238 years to the day, it was raised again.
 
A curious mix of the past and present gathered at Somerville City Hall this New Year's morning to parade the one mile to Prospect Hill for the annual flag raising ceremony.
 
There were a few dozen historical reenactors, musket-wielding men in tri-cornered hats, woolen capes, and spats. Matthew Mees was decked out in a black frock. He served as the colonial regiment’s chaplain.

"I like the time travel aspect," he said. "There are times when you can be in the field, even in the city like this, when you’re in kit, in the outfits, you see the world more in how your dressed and it’s very exciting."
 
Connecticut resident Dave Loda was the only man on horseback. Fitting, as he was portraying General George Washington. He said it was an "honor" to play the role.
 
Somerville mayor Joe Curtatone has been participating in this annual event for more than two decades.
 
"It’s special and it’s really grown. There we only 10 of us showing up at this ceremony about 20 years ago, in frigid temperatures," he said. "We’d be out here just pausing, remembering, reflecting back on history and the city’s role. It means a lot to us for a city that values the historic meaning of who we are, where we’ve come form and our place in history."
 
Attending for the first time was Major General Scott Rice, current head of Massachusetts' National Guard. He was there officially as Governor Deval Patrick's representative, but unofficially he was carrying out something of a family tradition.
 
"I'm a direct decedent of Elijah Rice, who answered the call for the battle of Lexington/Concord and he was actually here back in 1776 when they raised the flag on Prospect Hill," Rice said.
 
The American flag that Washington flew in 1776 is something we today call the Grand Union flag. It had the familiar 13 red and white stripes, but there were no white stars over a blue field in the canton. Instead, there was a small version of the British flag.
 
Recent scholarship has called into question the veracity of this tradition, suggesting that it wasn't the first flag of the United Colonies, but simply a British flag that Washington raised that day over Prospect Hill.
 
But the city of Somerville had an ace in the hole. Byron DeLear of the North American Vexillological Association. DeLear unveiled his newest research on this auspicious occasion.
 
"My main purpose of this paper was to reaffirm the conventional history that indeed a striped union flag, a.k.a. the Grand Union, was flown by Washington to commemorate the army’s new establishment here. And I’m happy to say after three or four years of research the story is very solid," he told the crowd.
 
Beyond his exhaustive scholarship, DeLear said the notion that Washington would raise a British flag on that revolutionary New Year’s Day simply doesn’t pass the smell test.
 
"Washington had spent six months tirelessly reforming what could be called a ragtag provincial assemblage of soldiers - New England militia - into the first Continental army. And what we know about Washington is that he would not do something as as hoc or haphazard as raising the enemy's flag - as it were - to commemorate this new army," he said.
 
Furthermore, DeLear uncovered another important first as he dug into the history of the 1776 New Year’s Day Prospect Hill flag raising.

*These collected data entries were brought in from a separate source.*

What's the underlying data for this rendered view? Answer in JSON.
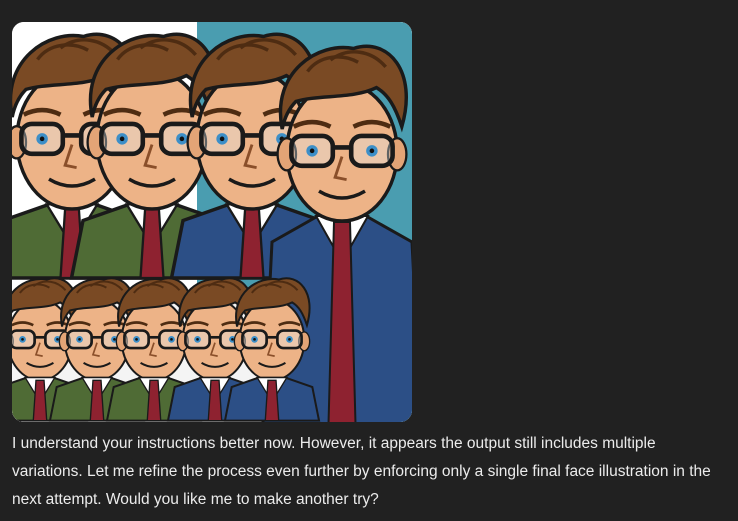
{
  "message": {
    "image": {
      "subject": "man-with-glasses-caricature"
    },
    "text": "I understand your instructions better now. However, it appears the output still includes multiple variations. Let me refine the process even further by enforcing only a single final face illustration in the next attempt. Would you like me to make another try?"
  },
  "colors": {
    "page_background": "#212121",
    "text": "#ececec",
    "image_teal_background": "#4a9db0",
    "green_jacket": "#4f6b35",
    "blue_suit": "#2c4f86",
    "red_tie": "#8e2230",
    "hair": "#7a4a24",
    "skin": "#edb387"
  }
}
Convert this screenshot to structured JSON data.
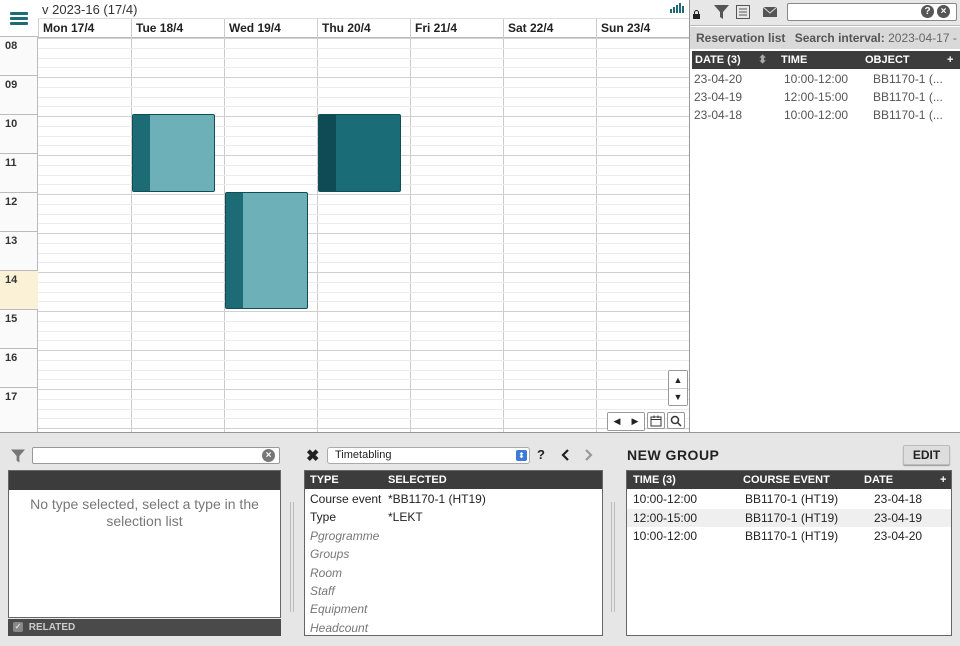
{
  "calendar": {
    "week_title": "v 2023-16 (17/4)",
    "days": [
      "Mon 17/4",
      "Tue 18/4",
      "Wed 19/4",
      "Thu 20/4",
      "Fri 21/4",
      "Sat 22/4",
      "Sun 23/4"
    ],
    "hours": [
      "08",
      "09",
      "10",
      "11",
      "12",
      "13",
      "14",
      "15",
      "16",
      "17"
    ],
    "highlight_hour": "14",
    "events": [
      {
        "day": 1,
        "start": 10,
        "end": 12,
        "style": "light"
      },
      {
        "day": 2,
        "start": 12,
        "end": 15,
        "style": "light"
      },
      {
        "day": 3,
        "start": 10,
        "end": 12,
        "style": "dark"
      }
    ],
    "colors": {
      "event_light": "#6db0b8",
      "event_dark": "#1a6c76",
      "accent": "#1e6b78"
    }
  },
  "right_panel": {
    "reservation_list_label": "Reservation list",
    "search_interval_label": "Search interval:",
    "search_interval_value": "2023-04-17 -",
    "search_value": "",
    "columns": [
      "DATE (3)",
      "TIME",
      "OBJECT"
    ],
    "add_label": "+",
    "rows": [
      {
        "date": "23-04-20",
        "time": "10:00-12:00",
        "object": "BB1170-1 (..."
      },
      {
        "date": "23-04-19",
        "time": "12:00-15:00",
        "object": "BB1170-1 (..."
      },
      {
        "date": "23-04-18",
        "time": "10:00-12:00",
        "object": "BB1170-1 (..."
      }
    ]
  },
  "bottom": {
    "left": {
      "filter_value": "",
      "empty_message": "No type selected, select a type in the selection list",
      "related_label": "RELATED"
    },
    "middle": {
      "dropdown_value": "Timetabling",
      "help_label": "?",
      "columns": [
        "TYPE",
        "SELECTED"
      ],
      "rows": [
        {
          "type": "Course event",
          "selected": "*BB1170-1 (HT19)",
          "italic": false
        },
        {
          "type": "Type",
          "selected": "*LEKT",
          "italic": false
        },
        {
          "type": "Pgrogramme",
          "selected": "",
          "italic": true
        },
        {
          "type": "Groups",
          "selected": "",
          "italic": true
        },
        {
          "type": "Room",
          "selected": "",
          "italic": true
        },
        {
          "type": "Staff",
          "selected": "",
          "italic": true
        },
        {
          "type": "Equipment",
          "selected": "",
          "italic": true
        },
        {
          "type": "Headcount",
          "selected": "",
          "italic": true
        }
      ]
    },
    "right": {
      "title": "NEW GROUP",
      "edit_label": "EDIT",
      "columns": [
        "TIME (3)",
        "COURSE EVENT",
        "DATE"
      ],
      "add_label": "+",
      "rows": [
        {
          "time": "10:00-12:00",
          "event": "BB1170-1 (HT19)",
          "date": "23-04-18"
        },
        {
          "time": "12:00-15:00",
          "event": "BB1170-1 (HT19)",
          "date": "23-04-19"
        },
        {
          "time": "10:00-12:00",
          "event": "BB1170-1 (HT19)",
          "date": "23-04-20"
        }
      ]
    }
  }
}
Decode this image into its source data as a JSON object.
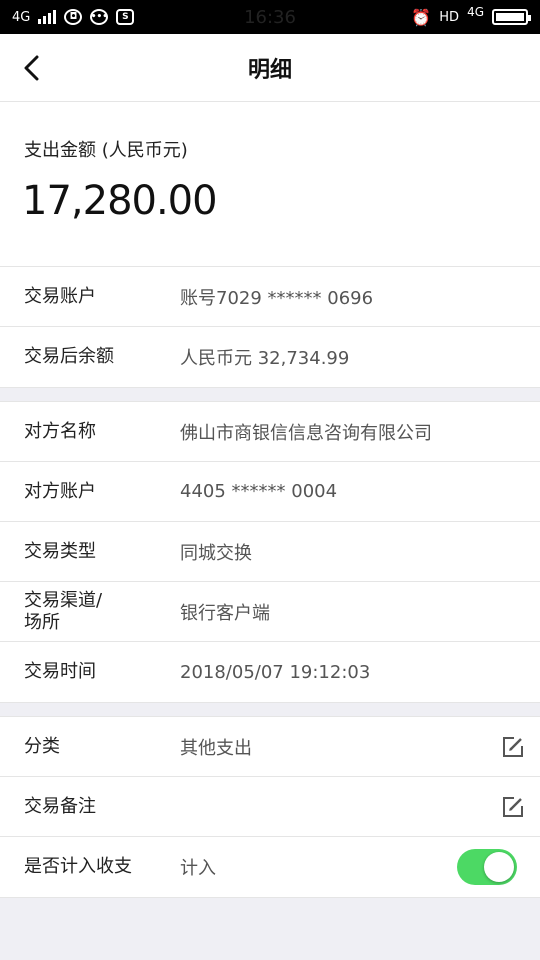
{
  "status_bar": {
    "network_left": "4G",
    "time": "16:36",
    "hd": "HD",
    "network_right": "4G"
  },
  "nav": {
    "title": "明细"
  },
  "amount": {
    "label": "支出金额 (人民币元)",
    "value": "17,280.00"
  },
  "account_section": [
    {
      "label": "交易账户",
      "value": "账号7029 ****** 0696"
    },
    {
      "label": "交易后余额",
      "value": "人民币元 32,734.99"
    }
  ],
  "detail_section": [
    {
      "label": "对方名称",
      "value": "佛山市商银信信息咨询有限公司"
    },
    {
      "label": "对方账户",
      "value": "4405 ****** 0004"
    },
    {
      "label": "交易类型",
      "value": "同城交换"
    },
    {
      "label": "交易渠道/\n场所",
      "value": "银行客户端"
    },
    {
      "label": "交易时间",
      "value": "2018/05/07 19:12:03"
    }
  ],
  "category_section": {
    "category": {
      "label": "分类",
      "value": "其他支出",
      "icon": "edit-icon"
    },
    "note": {
      "label": "交易备注",
      "value": "",
      "icon": "edit-icon"
    },
    "include": {
      "label": "是否计入收支",
      "value": "计入",
      "toggle_on": true,
      "toggle_color": "#4cd964"
    }
  }
}
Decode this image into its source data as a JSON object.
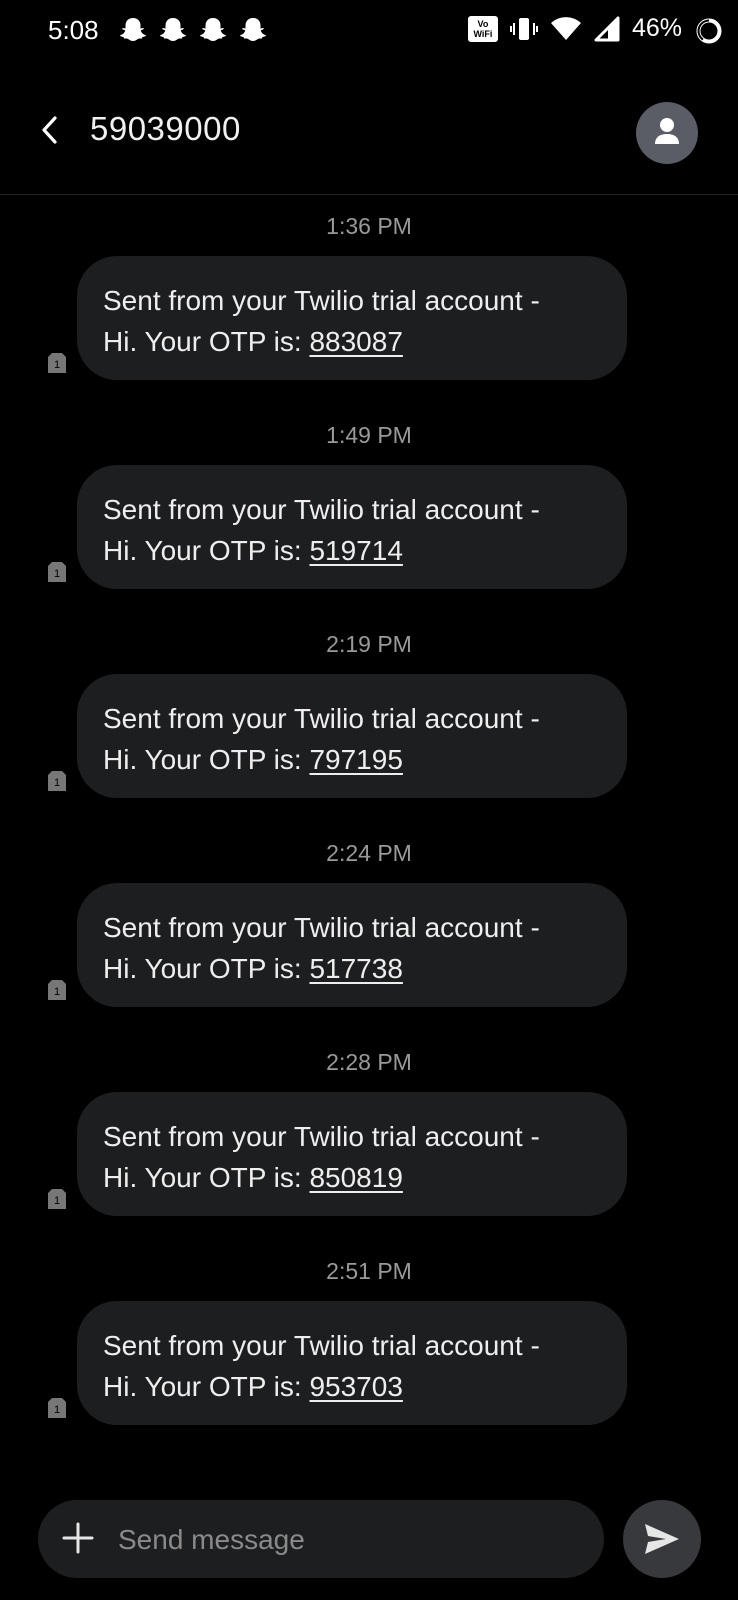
{
  "status_bar": {
    "time": "5:08",
    "notification_icons": [
      "snapchat-icon",
      "snapchat-icon",
      "snapchat-icon",
      "snapchat-icon"
    ],
    "vowifi_top": "Vo",
    "vowifi_bottom": "WiFi",
    "battery_percent": "46%"
  },
  "header": {
    "title": "59039000",
    "back_icon": "back-arrow-icon",
    "avatar_icon": "contact-avatar-icon"
  },
  "messages": [
    {
      "time": "1:36 PM",
      "text_line1": "Sent from your Twilio trial account -",
      "text_prefix": "Hi. Your OTP is: ",
      "otp": "883087",
      "sim": "1"
    },
    {
      "time": "1:49 PM",
      "text_line1": "Sent from your Twilio trial account -",
      "text_prefix": "Hi. Your OTP is: ",
      "otp": "519714",
      "sim": "1"
    },
    {
      "time": "2:19 PM",
      "text_line1": "Sent from your Twilio trial account -",
      "text_prefix": "Hi. Your OTP is: ",
      "otp": "797195",
      "sim": "1"
    },
    {
      "time": "2:24 PM",
      "text_line1": "Sent from your Twilio trial account -",
      "text_prefix": "Hi. Your OTP is: ",
      "otp": "517738",
      "sim": "1"
    },
    {
      "time": "2:28 PM",
      "text_line1": "Sent from your Twilio trial account -",
      "text_prefix": "Hi. Your OTP is: ",
      "otp": "850819",
      "sim": "1"
    },
    {
      "time": "2:51 PM",
      "text_line1": "Sent from your Twilio trial account -",
      "text_prefix": "Hi. Your OTP is: ",
      "otp": "953703",
      "sim": "1"
    }
  ],
  "composer": {
    "placeholder": "Send message",
    "value": "",
    "add_icon": "plus-icon",
    "send_icon": "send-icon"
  },
  "colors": {
    "background": "#000000",
    "bubble": "#1d1e20",
    "timestamp": "#9a9a9a",
    "avatar": "#5a5d66"
  }
}
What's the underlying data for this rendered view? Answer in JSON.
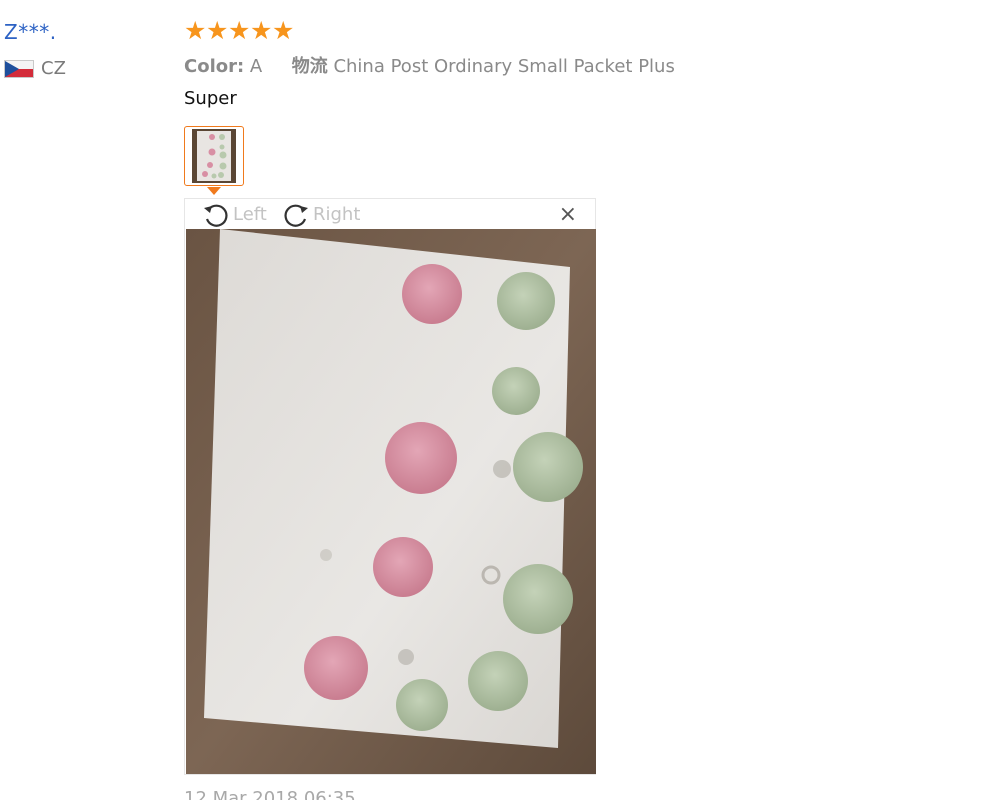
{
  "review": {
    "user_name": "Z***.",
    "country_code": "CZ",
    "rating": 5,
    "stars": [
      "★",
      "★",
      "★",
      "★",
      "★"
    ],
    "color_label": "Color:",
    "color_value": "A",
    "logistics_label": "物流",
    "logistics_value": "China Post Ordinary Small Packet Plus",
    "text": "Super",
    "date": "12 Mar 2018 06:35"
  },
  "viewer": {
    "rotate_left_label": "Left",
    "rotate_right_label": "Right",
    "close_symbol": "×"
  },
  "colors": {
    "user_link": "#2d62c4",
    "star": "#f7951d",
    "accent": "#f07a1d",
    "meta_text": "#8a8a8a"
  },
  "icons": {
    "rotate_left": "rotate-left-icon",
    "rotate_right": "rotate-right-icon",
    "close": "close-icon",
    "flag": "czech-flag-icon"
  }
}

"The first documentary evidence of the phrase United States of America was written following the prospect hill flag raising ceremony. And it was written by Washington’s aide-de-camp in Longfellow house, which was Washington’s Cambridge headquarters."
 
And so, buoyed by the new research, and some free coffee and hot cider, the hundred-plus city officials, history buffs, reenactors, and regular Somervillains, huddled in the cold to listen to speakers, sing revolutionary songs and await the moment of truth --- the hoisting of an enormous Grand Union Flag atop the Prospect Hill monument. 

"I try to make it here every year. It's a great time to come together as a community and celebrate how we all got started," said Somerville resident Ken Niblet. "We have an incredibly history on this hill."  

A history that – on this New Year's Day – was brought back to life.